Honey Walnut Empanadas
Total Time
1 Hr
Serves
16 - 18
Serving Size
1 empanada
Course

Total Time

Prep Time
40 Mins
Cook Time
20 Mins
Total Time
1 Hr

Nutrition

Calories
269 cal
Total Fat
17 g
Saturated Fat
9 g
Polyunsaturated Fat
2 g
Monounsaturated Fat
4 g
Cholesterol
60 mg
Sodium
201 mg
Carbohydrates
26 g
Dietary Fiber
1 g
Total Sugars
8 g
Added Sugars
7 g
Protein
5 g
Vitamin D
0 mcg
Calcium
29 mg
Iron
1 mg
Potassium
74 mg

Ingredients

Dough

  • 1 cup water

  • 3/4 cup ( 1-1/2 sticks) unsalted butter

  • 2 tablespoons granulated sugar

  • 1 teaspoon fine salt

  • 2-3/4 cups all-purpose flour

Filling

  • 8 ounces cream cheese, at room temperature

  • 1/4 cup honey

  • 1 large egg

  • 2 tablespoons all-purpose flour

  • 1/2 cup chopped California walnuts

Coating

  • 1 large egg

  • 1 teaspoon water

  • 2 tablespoons granulated sugar

  • 1 teaspoon ground cinnamon

Preparation

Dough

  1. Preheat the oven to 400° F. Line a large baking sheet with parchment paper.

  2. Heat the water and butter in a medium saucepan over medium heat until butter has melted. Add in the sugar, salt, and flour.

  3. Remove from heat and stir with a wooden spoon until a wet and oily dough comes together.
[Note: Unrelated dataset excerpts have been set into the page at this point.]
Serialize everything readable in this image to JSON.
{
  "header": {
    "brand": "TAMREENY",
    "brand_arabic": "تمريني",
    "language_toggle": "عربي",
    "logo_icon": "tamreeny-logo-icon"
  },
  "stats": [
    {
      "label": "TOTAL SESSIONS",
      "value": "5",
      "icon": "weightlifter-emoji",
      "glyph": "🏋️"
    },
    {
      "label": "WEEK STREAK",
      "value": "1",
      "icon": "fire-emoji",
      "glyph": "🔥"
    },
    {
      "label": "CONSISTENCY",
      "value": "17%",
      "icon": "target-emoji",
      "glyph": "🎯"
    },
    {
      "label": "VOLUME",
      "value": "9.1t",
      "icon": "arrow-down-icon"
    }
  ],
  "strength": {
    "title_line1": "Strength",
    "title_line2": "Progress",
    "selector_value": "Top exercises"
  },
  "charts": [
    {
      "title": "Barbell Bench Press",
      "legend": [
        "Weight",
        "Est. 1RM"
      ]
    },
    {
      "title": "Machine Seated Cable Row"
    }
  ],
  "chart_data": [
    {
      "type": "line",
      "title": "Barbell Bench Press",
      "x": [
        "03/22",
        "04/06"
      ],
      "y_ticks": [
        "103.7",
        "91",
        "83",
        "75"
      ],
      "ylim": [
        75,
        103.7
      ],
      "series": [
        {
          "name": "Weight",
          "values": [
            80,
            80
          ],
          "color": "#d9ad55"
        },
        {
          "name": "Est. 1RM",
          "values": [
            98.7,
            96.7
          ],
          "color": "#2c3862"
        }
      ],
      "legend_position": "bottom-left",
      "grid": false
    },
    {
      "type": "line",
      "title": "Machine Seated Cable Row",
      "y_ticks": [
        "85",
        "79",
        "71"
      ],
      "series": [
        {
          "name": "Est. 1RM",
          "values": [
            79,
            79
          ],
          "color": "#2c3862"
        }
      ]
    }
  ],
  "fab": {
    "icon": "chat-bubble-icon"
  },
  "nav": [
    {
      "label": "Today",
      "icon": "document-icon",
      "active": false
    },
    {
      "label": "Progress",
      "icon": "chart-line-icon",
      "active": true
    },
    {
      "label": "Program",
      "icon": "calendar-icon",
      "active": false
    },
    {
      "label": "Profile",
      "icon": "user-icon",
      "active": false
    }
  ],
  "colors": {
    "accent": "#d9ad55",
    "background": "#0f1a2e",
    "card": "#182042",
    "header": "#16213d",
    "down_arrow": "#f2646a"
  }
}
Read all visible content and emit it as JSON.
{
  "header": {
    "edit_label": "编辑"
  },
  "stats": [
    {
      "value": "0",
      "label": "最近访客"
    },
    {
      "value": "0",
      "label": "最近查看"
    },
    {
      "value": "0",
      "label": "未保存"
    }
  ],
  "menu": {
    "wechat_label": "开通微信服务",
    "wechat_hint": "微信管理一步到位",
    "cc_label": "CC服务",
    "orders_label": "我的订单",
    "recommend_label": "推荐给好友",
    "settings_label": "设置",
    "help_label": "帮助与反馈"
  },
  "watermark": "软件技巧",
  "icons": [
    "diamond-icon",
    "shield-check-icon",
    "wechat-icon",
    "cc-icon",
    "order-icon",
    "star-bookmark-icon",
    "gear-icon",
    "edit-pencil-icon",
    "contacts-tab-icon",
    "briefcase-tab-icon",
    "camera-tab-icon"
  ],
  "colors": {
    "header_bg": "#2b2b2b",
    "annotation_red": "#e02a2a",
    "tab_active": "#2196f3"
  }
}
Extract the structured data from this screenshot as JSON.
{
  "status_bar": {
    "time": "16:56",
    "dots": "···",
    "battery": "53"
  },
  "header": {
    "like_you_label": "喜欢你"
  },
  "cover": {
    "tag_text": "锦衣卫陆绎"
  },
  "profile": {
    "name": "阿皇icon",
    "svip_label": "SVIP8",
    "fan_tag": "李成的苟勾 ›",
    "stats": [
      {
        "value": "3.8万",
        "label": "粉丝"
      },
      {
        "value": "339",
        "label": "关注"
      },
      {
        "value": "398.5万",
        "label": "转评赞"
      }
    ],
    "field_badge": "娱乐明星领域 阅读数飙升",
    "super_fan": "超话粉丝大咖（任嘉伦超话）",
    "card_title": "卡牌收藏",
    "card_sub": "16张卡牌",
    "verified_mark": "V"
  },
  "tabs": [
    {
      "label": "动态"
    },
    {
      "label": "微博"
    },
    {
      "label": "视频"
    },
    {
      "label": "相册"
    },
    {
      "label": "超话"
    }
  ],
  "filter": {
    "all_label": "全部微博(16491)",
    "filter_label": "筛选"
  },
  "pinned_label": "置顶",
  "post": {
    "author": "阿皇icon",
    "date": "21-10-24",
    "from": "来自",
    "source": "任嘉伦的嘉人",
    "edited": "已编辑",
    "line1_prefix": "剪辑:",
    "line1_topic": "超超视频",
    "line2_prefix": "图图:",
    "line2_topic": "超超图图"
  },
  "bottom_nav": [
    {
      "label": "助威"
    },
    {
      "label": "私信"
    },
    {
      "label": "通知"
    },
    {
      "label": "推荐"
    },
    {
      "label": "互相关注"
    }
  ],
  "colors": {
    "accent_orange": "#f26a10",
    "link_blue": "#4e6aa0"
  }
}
Wrap the dough in plastic and refrigerate for at least 2 hours.

Filling

  1. In a medium bowl, use an electric or stand mixer to beat the cream cheese and honey until well combined.

  2. Add the egg and beat until combined. Stir in the walnuts. Mixture will be runny. Set aside while you roll out the dough.

Coating and Assembly

  1. On a lightly-floured surface, roll the dough out to about 1/4-inch thickness. Cut out 5-inch circles. Roll each circle slightly to further flatten before sealing the corners to prevent the filling from running out while assembling.

  2. Pour about 1-1/2 tablespoons of filling inside each pocket. Press the edges firmly to seal. Crimp with the back of a fork. (At this point the unbaked empanadas can be covered and refrigerated for 1 day. They can also be frozen and baked straight from the freezer, just add about 3 minutes to the baking time.)

  3. In a small bowl, beat the egg with 1 teaspoon water. In another small bowl, combine the sugar and cinnamon. Brush the empanadas with egg wash then sprinkle with the cinnamon sugar.

  4. Bake until golden brown, about 20 minutes. Serve immediately.